The word Spartan is associated with the word laconic because the latter derives from Laconia, the region in Greece that was home to the ancient city-state Sparta. So, apparently, the ancient Spartans were known for all of the qualities described above, most notably being men and women who spoke little (and, as we know from history, carried humongous sticks). Here’s a taste from the Ancient Impressions website, which sells, improbable as it may seem, a poster of “A Laconic Conversation”:
Philip [King of Macedonia]: It’s Phillip. I’m on my way. What’s your answer about submitting to my rule?
Spartans: No.
Phillip: Oh… Well, I’m coming down anyway. When that happens, do you want me to come as a friend, or a foe?
Spartans: Neither.
Phillip: Look, if I invade Laconia as an enemy. I WILL TURN YOU ALL OUT; destroy farms, slay your people, and raze your city!
Spartans: If.
According to Ancient Impressions (and Plutarch), the above conversation is a real exchange from around 346 BC. This back and forth reminds me of the 2003 movie Fargo, where many of the Vikincestrial [of Scandinavian background] Minnesotans seem to have a vocabulary limited to “oh, geez” and “you betcha.” The similarity lends credence to my theory that the cradle of civilization was really Norswedmark [Norway-Sweden-Denmark] rather than Mesopotamia. In being laconic (or more correctly lakonisk), the ancient Spartans were exhibiting the prominent traits of their foreparents, who, as Vikings do, came, saw, fought, plundered, spread their seed, and forthwith departed, probably because lutefisk was scarce in Greece. Thus, laconicity is a DNA-commanded, not learned, behavior.

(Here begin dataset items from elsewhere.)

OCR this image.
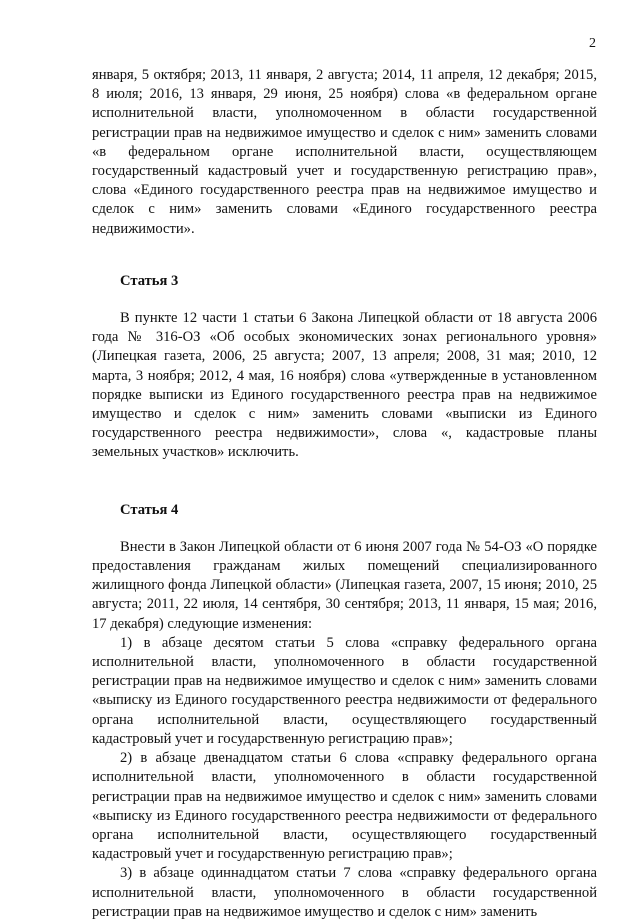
2

января, 5 октября; 2013, 11 января, 2 августа; 2014, 11 апреля, 12 декабря; 2015, 8 июля; 2016, 13 января, 29 июня, 25 ноября) слова «в федеральном органе исполнительной власти, уполномоченном в области государственной регистрации прав на недвижимое имущество и сделок с ним» заменить словами «в федеральном органе исполнительной власти, осуществляющем государственный кадастровый учет и государственную регистрацию прав», слова «Единого государственного реестра прав на недвижимое имущество и сделок с ним» заменить словами «Единого государственного реестра недвижимости».

Статья 3

В пункте 12 части 1 статьи 6 Закона Липецкой области от 18 августа 2006 года № 316-ОЗ «Об особых экономических зонах регионального уровня» (Липецкая газета, 2006, 25 августа; 2007, 13 апреля; 2008, 31 мая; 2010, 12 марта, 3 ноября; 2012, 4 мая, 16 ноября) слова «утвержденные в установленном порядке выписки из Единого государственного реестра прав на недвижимое имущество и сделок с ним» заменить словами «выписки из Единого государственного реестра недвижимости», слова «, кадастровые планы земельных участков» исключить.

Статья 4

Внести в Закон Липецкой области от 6 июня 2007 года № 54-ОЗ «О порядке предоставления гражданам жилых помещений специализированного жилищного фонда Липецкой области» (Липецкая газета, 2007, 15 июня; 2010, 25 августа; 2011, 22 июля, 14 сентября, 30 сентября; 2013, 11 января, 15 мая; 2016, 17 декабря) следующие изменения:

1) в абзаце десятом статьи 5 слова «справку федерального органа исполнительной власти, уполномоченного в области государственной регистрации прав на недвижимое имущество и сделок с ним» заменить словами «выписку из Единого государственного реестра недвижимости от федерального органа исполнительной власти, осуществляющего государственный кадастровый учет и государственную регистрацию прав»;

2) в абзаце двенадцатом статьи 6 слова «справку федерального органа исполнительной власти, уполномоченного в области государственной регистрации прав на недвижимое имущество и сделок с ним» заменить словами «выписку из Единого государственного реестра недвижимости от федерального органа исполнительной власти, осуществляющего государственный кадастровый учет и государственную регистрацию прав»;

3) в абзаце одиннадцатом статьи 7 слова «справку федерального органа исполнительной власти, уполномоченного в области государственной регистрации прав на недвижимое имущество и сделок с ним» заменить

Sadly, being closemouthed is not winsome but just the opposite: losesome. I can take solace, though, in this proverb from the Norwegian playwright Henrik Ibsen, who said, being uncharacteristically and ironically verbose, “a thousand words will not leave so deep an impression as one deed.” I figure I can now quote Henrik whenever someone asks, “Cat got your tongue?” While that conveniently takes me off the conversational hook, it sticks me with that pesky deed thing. Now I actually have to get out of my chair and do something, presumably, if I get Ibsen’s drift, an act of high moral value. Oh, geez.
(Image: “Leif! Come back, Leif!” Bust of Spartan king Menelaus pining for the long-gone Norseman. Giacomo Brogi, 1822–1881. Public domain.)
Published originally on RatBlurt™, January 20, 2022.